Companies have imported $1.13 billion of guns in the past 10 years. Handguns have been the hottest item (+169%), followed by rifles (+139%) and shotguns (+88%), while muzzle loaders have slumped by more than half (-60%). If current trends persist, handgun imports will overtake shotgun imports this year for the first time.

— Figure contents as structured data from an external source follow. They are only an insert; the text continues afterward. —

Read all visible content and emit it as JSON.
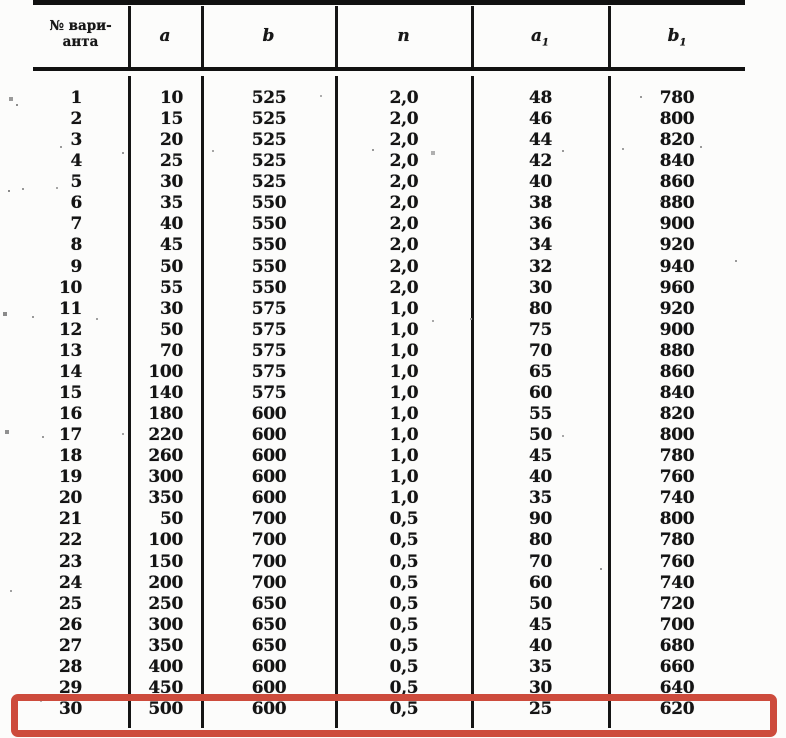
{
  "table": {
    "columns": [
      {
        "key": "variant",
        "label_line1": "№ вари-",
        "label_line2": "анта"
      },
      {
        "key": "a",
        "label": "a"
      },
      {
        "key": "b",
        "label": "b"
      },
      {
        "key": "n",
        "label": "n"
      },
      {
        "key": "a1",
        "label": "a",
        "sub": "1"
      },
      {
        "key": "b1",
        "label": "b",
        "sub": "1"
      }
    ],
    "rows": [
      [
        "1",
        "10",
        "525",
        "2,0",
        "48",
        "780"
      ],
      [
        "2",
        "15",
        "525",
        "2,0",
        "46",
        "800"
      ],
      [
        "3",
        "20",
        "525",
        "2,0",
        "44",
        "820"
      ],
      [
        "4",
        "25",
        "525",
        "2,0",
        "42",
        "840"
      ],
      [
        "5",
        "30",
        "525",
        "2,0",
        "40",
        "860"
      ],
      [
        "6",
        "35",
        "550",
        "2,0",
        "38",
        "880"
      ],
      [
        "7",
        "40",
        "550",
        "2,0",
        "36",
        "900"
      ],
      [
        "8",
        "45",
        "550",
        "2,0",
        "34",
        "920"
      ],
      [
        "9",
        "50",
        "550",
        "2,0",
        "32",
        "940"
      ],
      [
        "10",
        "55",
        "550",
        "2,0",
        "30",
        "960"
      ],
      [
        "11",
        "30",
        "575",
        "1,0",
        "80",
        "920"
      ],
      [
        "12",
        "50",
        "575",
        "1,0",
        "75",
        "900"
      ],
      [
        "13",
        "70",
        "575",
        "1,0",
        "70",
        "880"
      ],
      [
        "14",
        "100",
        "575",
        "1,0",
        "65",
        "860"
      ],
      [
        "15",
        "140",
        "575",
        "1,0",
        "60",
        "840"
      ],
      [
        "16",
        "180",
        "600",
        "1,0",
        "55",
        "820"
      ],
      [
        "17",
        "220",
        "600",
        "1,0",
        "50",
        "800"
      ],
      [
        "18",
        "260",
        "600",
        "1,0",
        "45",
        "780"
      ],
      [
        "19",
        "300",
        "600",
        "1,0",
        "40",
        "760"
      ],
      [
        "20",
        "350",
        "600",
        "1,0",
        "35",
        "740"
      ],
      [
        "21",
        "50",
        "700",
        "0,5",
        "90",
        "800"
      ],
      [
        "22",
        "100",
        "700",
        "0,5",
        "80",
        "780"
      ],
      [
        "23",
        "150",
        "700",
        "0,5",
        "70",
        "760"
      ],
      [
        "24",
        "200",
        "700",
        "0,5",
        "60",
        "740"
      ],
      [
        "25",
        "250",
        "650",
        "0,5",
        "50",
        "720"
      ],
      [
        "26",
        "300",
        "650",
        "0,5",
        "45",
        "700"
      ],
      [
        "27",
        "350",
        "650",
        "0,5",
        "40",
        "680"
      ],
      [
        "28",
        "400",
        "600",
        "0,5",
        "35",
        "660"
      ],
      [
        "29",
        "450",
        "600",
        "0,5",
        "30",
        "640"
      ],
      [
        "30",
        "500",
        "600",
        "0,5",
        "25",
        "620"
      ]
    ]
  },
  "highlight": {
    "highlighted_row": "30",
    "color": "#cd4b3c"
  }
}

Value of Imports in Q1 2017 By Type

  • Rifles: +46% to $25 million. Increases from the top three countries: U.S., Japan (Browning and Winchester?) and Finland (Tikka?).
  • Shotguns: -8% to $9.6 million. Imports fell from all the main countries.
  • Handguns: +50% to $8.8 million. From Czech Republic more than tripled (CZ?), from Austria more than quintupled (Glock?).
  • Muzzle Loaders: +105% to $0.4 million. Spain dominates this generally shrinking market.

Related Information


Canada Guns Firearm Industry Imports Annual

Top Countries of Origin 2016


  1. U.S. ($45 million)
  2. Japan ($5.6 million)
  3. Finland ($5.0 million)
  4. Russia ($3.1 million)
  5. Germany ($2.6 million)


  1. U.S. ($10.8 million)
  2. Turkey ($10.0 million)
  3. Italy ($6.8 million)
  4. Belgium (2.1 million)
  5. Japan ($1.7 million)


  1. U.S. ($19.7 million)
  2. Czech Republic ($3 million)
  3. Germany ($2.6 million)
  4. Italy ($1.3 million)
  5. Austria ($0.8 million)

Biggest Importers 2015 (Alphabetical)


  • Beretta Holding SpA, Italy (via Stoeger Canada 1990 Ltd.)
  • Big Rock Sports, U.S.
  • Cabela’s Inc., U.S. (via S.I.R. Mail Order)
  • Herstal Group, Belgium (via Browning Canada)
  • North Sylva Co., Canada
  • Remington Arms Co., U.S.


  • Bass Pro Shops, U.S.
  • Beretta Holding SpA, Italy (via Stoeger Canada)
  • Cabela’s Inc., U.S. (via S.I.R. Mail Order)
  • Herstal Group, Belgium (via Browning Canada)
  • North Sylva Co., Canada
  • Remington Arms Co., U.S.


  • Beretta Holding SpA, Italy (via Stoeger Canada)
  • Big Rock Sports, U.S.
  • Cabela’s Inc., U.S. (via S.I.R. Mail Order)
  • European Arms Distributor (1982) Ltd., Canada
  • Korth Group Ltd., Canada
  • M.D. Charlton Co., Canada
  • North Sylva Co., Canada

What to Keep in Mind

  • Data sources: Trade Data Online and Canadian Importers Database on the website of Innovation, Science and Economic Development Canada.
  • The listed country of origin may not be where the firearm was made.
  • Imports into Canada may not mean that the end consumer was in Canada.
  • Some importers may not be listed.